11. Toward Trustworthy Neural Architectures for Real-Time Decision-Making
This project investigates the design and analysis of neural architectures that balance predictive accuracy with interpretability and fairness. At its core, the framework consists of a prediction module (Pred), a latent representation (h), a decoder (Dec), and an evaluation/correction unit (C), ensuring the final output aligns with ground truth labels. The pipeline emphasizes not only prediction accuracy but also systematic calibration through corrective mechanisms. The study explores activation functions, including leaky ReLU variants, tanh, and sigmoid functions, to evaluate their role in stability, gradient flow, and robustness of deep learning models under noisy or high-dimensional data. Additionally, the project examines energy-based formulations (E) to better understand representation learning and optimization landscapes. The goal is to create a theoretical and practical foundation for real-time, socially responsible AI systems that are robust, fair, and transparent, enabling deployment in domains such as healthcare, autonomous systems, and digital governance. Finally, by integrating mathematical rigor with system-level design, this project advances the field toward explainable, efficient, and accountable AI architectures.
12. Nonlinear State Transition Modeling for Tricycle-Based Robotic Navigation
This project focuses on the mathematical formulation, simulation, and analysis of nonlinear state-transition models for tricycle-based robotic navigation. The tricycle kinematic framework is adopted, in which the system state is characterized by position, orientation, and velocity, while the control vector consists of steering angle and acceleration.
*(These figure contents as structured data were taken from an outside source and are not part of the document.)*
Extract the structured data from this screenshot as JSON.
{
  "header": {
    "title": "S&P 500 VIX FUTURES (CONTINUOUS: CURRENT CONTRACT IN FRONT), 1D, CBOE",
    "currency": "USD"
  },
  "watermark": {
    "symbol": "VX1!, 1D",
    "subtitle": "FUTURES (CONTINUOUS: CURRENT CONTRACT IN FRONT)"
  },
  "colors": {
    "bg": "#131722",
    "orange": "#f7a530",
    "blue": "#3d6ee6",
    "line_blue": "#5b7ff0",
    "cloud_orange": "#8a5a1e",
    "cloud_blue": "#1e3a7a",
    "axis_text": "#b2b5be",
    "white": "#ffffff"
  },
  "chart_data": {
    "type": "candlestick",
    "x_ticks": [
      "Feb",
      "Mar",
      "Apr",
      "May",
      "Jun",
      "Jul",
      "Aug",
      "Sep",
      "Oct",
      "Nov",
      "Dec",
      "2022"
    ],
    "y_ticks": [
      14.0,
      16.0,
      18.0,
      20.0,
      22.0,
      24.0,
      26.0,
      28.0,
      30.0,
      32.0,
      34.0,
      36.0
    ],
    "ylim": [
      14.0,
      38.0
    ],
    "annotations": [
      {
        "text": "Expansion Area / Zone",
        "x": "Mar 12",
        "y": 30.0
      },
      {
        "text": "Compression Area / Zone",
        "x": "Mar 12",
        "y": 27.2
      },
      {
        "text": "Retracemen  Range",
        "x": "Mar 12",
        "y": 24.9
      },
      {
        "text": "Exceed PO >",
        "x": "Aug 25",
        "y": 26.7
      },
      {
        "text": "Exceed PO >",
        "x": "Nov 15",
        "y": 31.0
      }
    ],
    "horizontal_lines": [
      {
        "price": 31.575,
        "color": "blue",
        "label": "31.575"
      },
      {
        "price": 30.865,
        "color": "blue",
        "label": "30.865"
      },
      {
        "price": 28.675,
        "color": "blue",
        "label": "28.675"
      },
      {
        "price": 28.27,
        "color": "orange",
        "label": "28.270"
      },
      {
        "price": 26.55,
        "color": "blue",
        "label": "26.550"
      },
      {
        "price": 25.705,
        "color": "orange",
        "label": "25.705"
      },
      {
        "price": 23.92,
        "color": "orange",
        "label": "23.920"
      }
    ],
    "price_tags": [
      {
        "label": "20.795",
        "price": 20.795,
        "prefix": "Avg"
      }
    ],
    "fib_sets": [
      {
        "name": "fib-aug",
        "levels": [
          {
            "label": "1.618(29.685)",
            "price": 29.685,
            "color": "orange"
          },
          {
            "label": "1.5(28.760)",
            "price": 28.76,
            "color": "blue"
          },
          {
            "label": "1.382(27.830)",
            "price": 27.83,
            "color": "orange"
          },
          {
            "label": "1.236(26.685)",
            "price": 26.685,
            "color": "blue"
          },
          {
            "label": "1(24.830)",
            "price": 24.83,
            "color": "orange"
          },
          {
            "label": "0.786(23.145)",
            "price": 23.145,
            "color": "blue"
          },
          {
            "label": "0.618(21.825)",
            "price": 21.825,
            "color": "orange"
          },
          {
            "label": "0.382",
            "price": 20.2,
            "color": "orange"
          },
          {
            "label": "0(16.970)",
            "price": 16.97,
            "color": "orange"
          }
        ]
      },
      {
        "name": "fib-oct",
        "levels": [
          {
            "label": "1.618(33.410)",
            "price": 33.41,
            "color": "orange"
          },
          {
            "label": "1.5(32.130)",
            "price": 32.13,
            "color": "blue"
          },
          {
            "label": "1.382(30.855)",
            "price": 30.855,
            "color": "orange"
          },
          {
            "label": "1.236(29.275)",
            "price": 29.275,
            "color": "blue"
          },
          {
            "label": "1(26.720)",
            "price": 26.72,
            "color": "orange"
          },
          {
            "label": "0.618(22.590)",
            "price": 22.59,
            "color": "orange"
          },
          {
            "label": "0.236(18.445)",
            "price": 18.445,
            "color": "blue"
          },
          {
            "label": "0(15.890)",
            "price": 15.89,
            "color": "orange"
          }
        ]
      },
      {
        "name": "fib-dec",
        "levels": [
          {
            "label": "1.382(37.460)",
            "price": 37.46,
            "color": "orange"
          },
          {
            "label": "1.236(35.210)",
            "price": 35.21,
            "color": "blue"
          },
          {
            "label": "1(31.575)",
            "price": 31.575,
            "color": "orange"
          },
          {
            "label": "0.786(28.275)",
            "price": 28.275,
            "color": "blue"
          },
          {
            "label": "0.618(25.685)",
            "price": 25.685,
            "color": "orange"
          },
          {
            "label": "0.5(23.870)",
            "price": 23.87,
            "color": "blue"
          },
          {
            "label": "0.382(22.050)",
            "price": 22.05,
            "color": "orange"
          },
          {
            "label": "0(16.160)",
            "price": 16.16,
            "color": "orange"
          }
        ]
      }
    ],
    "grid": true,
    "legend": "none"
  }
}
However, by deriving and integrating the nonlinear differential equations of motion, the study examines how structured control inputs such as stepwise steering signals and velocity sweeps affect the evolution of system trajectories. The results demonstrate diverse trajectory behaviors, including circular arcs, counter-clockwise loops, and spirals, thereby highlighting the sensitivity of tricycle-type nonholonomic systems to input variations. Through numerical simulations, this work establishes a rigorous link between control signal design and geometric path generation, offering valuable insights for trajectory optimization, motion planning, and stability analysis in autonomous robotic systems and intelligent transportation applications.